The NY Times has this follow up story on the controversy:
On Tuesday, the president’s conservative Christian supporters and the leading institute advancing intelligent design embraced Mr. Bush’s comments while scientists and advocates of the separation of church and state disparaged them. At the White House, where intelligent design has been discussed in a weekly Bible study group, Mr. Bush’s science adviser, John H. Marburger 3rd, sought to play down the president’s remarks as common sense and old news.
Mr. Marburger said in a telephone interview that “evolution is the cornerstone of modern biology” and “intelligent design is not a scientific concept.” Mr. Marburger also said that Mr. Bush’s remarks should be interpreted to mean that the president believes that intelligent design should be discussed as part of the “social context” in science classes.
Intelligent design, advanced by a group of academics and intellectuals and some biblical creationists, disputes the idea that natural selection – the force Charles Darwin suggested drove evolution – fully explains the complexity of life. Instead, intelligent design proponents say that life is so intricate that only a powerful guiding force, or intelligent designer, could have created it.
Intelligent design does not identify the designer, but critics say the theory is a thinly disguised argument for God and the divine creation of the universe. Invigorated by a recent push by conservatives, the theory has been gaining support in school districts in 20 states, with Kansas in the lead.
Mr. Marburger said it would be “over-interpreting” Mr. Bush’s remarks to say that the president believed that intelligent design and evolution should be given equal treatment in schools.
But Mr. Bush’s conservative supporters said the president had indicated exactly that in his remarks.
“It’s what I’ve been pushing, it’s what a lot of us have been pushing,” said Richard Land, the president of the ethics and religious liberties commission of the Southern Baptist Convention. Dr. Land, who has close ties to the White House, said that evolution “is too often taught as fact,” and that “if you’re going to teach the Darwinian theory as evolution, teach it as theory. And then teach another theory that has the most support among scientists.”
But critics saw Mr. Bush’s comment that “both sides” should be taught as the most troubling aspect of his remarks.
“It sounds like you’re being fair, but creationism is a sectarian religious viewpoint, and intelligent design is a sectarian religious viewpoint,” said Susan Spath, a spokeswoman for the National Center for Science Education, a group that defends the teaching of evolution in public schools. “It’s not fair to privilege one religious viewpoint by calling it the other side of evolution.”
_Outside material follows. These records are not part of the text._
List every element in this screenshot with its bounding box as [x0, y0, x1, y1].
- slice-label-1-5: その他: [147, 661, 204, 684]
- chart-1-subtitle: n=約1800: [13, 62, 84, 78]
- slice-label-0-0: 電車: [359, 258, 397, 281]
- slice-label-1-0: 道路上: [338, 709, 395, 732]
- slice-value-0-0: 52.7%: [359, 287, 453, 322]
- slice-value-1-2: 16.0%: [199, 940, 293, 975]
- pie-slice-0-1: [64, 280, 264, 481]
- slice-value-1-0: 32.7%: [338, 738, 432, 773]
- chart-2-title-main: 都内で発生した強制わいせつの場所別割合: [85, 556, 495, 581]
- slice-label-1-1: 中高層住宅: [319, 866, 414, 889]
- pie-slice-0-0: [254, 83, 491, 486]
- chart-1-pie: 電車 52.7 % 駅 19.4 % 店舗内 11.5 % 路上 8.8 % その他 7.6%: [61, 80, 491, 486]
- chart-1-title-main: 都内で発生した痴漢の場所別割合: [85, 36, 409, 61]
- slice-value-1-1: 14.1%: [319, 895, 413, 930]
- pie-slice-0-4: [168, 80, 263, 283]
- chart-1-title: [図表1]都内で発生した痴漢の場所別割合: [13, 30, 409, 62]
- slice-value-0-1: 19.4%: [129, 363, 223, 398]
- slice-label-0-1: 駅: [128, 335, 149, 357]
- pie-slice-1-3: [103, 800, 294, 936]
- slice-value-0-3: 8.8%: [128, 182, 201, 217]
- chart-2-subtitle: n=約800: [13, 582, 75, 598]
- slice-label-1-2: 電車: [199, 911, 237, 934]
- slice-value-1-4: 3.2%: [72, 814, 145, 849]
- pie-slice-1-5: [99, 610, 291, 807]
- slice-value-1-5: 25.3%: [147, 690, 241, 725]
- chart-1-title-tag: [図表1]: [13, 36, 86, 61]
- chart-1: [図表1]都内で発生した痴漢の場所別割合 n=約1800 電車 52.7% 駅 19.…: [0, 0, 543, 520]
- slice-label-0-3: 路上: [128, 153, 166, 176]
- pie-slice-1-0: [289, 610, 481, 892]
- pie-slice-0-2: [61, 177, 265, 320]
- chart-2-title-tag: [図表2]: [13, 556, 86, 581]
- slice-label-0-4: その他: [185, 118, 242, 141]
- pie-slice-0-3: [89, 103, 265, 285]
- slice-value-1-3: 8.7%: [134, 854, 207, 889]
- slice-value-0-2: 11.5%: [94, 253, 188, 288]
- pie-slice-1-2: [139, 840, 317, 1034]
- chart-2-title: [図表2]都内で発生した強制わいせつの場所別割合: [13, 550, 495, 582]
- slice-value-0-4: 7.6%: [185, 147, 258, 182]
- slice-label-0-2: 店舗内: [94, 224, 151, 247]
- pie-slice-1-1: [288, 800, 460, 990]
You know where I stand on this issue, so I don’t really need to add anything. Intelligent Design in a religion class- fine. Intelligent design in a philosophy clas- fine. Intelligent Design in science classes? Not fine.
*** Update ***
Patterico has a thoroughly decent piece on the issue here. An excerpt:
When I was in 8th grade, my science teacher taught our class evolution. She said: “I don’t want to step on anybody’s toes here, but creationism isn’t science. Evolution is, and that’s what I’ll be teaching. Your parents can teach you creationism at home if they want to.”
I thought she was just right, and that’s what I’d want a teacher telling my child in 8th grade science.
On the other hand, when I was in college, I had a teaching assistant in our evolution class who told us that, if we simply learned enough about science, we would understand that there is no God. A couple of us in the class challenged the guy. Couldn’t a philosophically sound argument be constructed for the existence of God that is consistent with one’s scientific observations of the world? His answer was that if we thought that, we just didn’t know enough science. Once we learned as much science as he knew, we would understand.
I thought that guy was full of crap.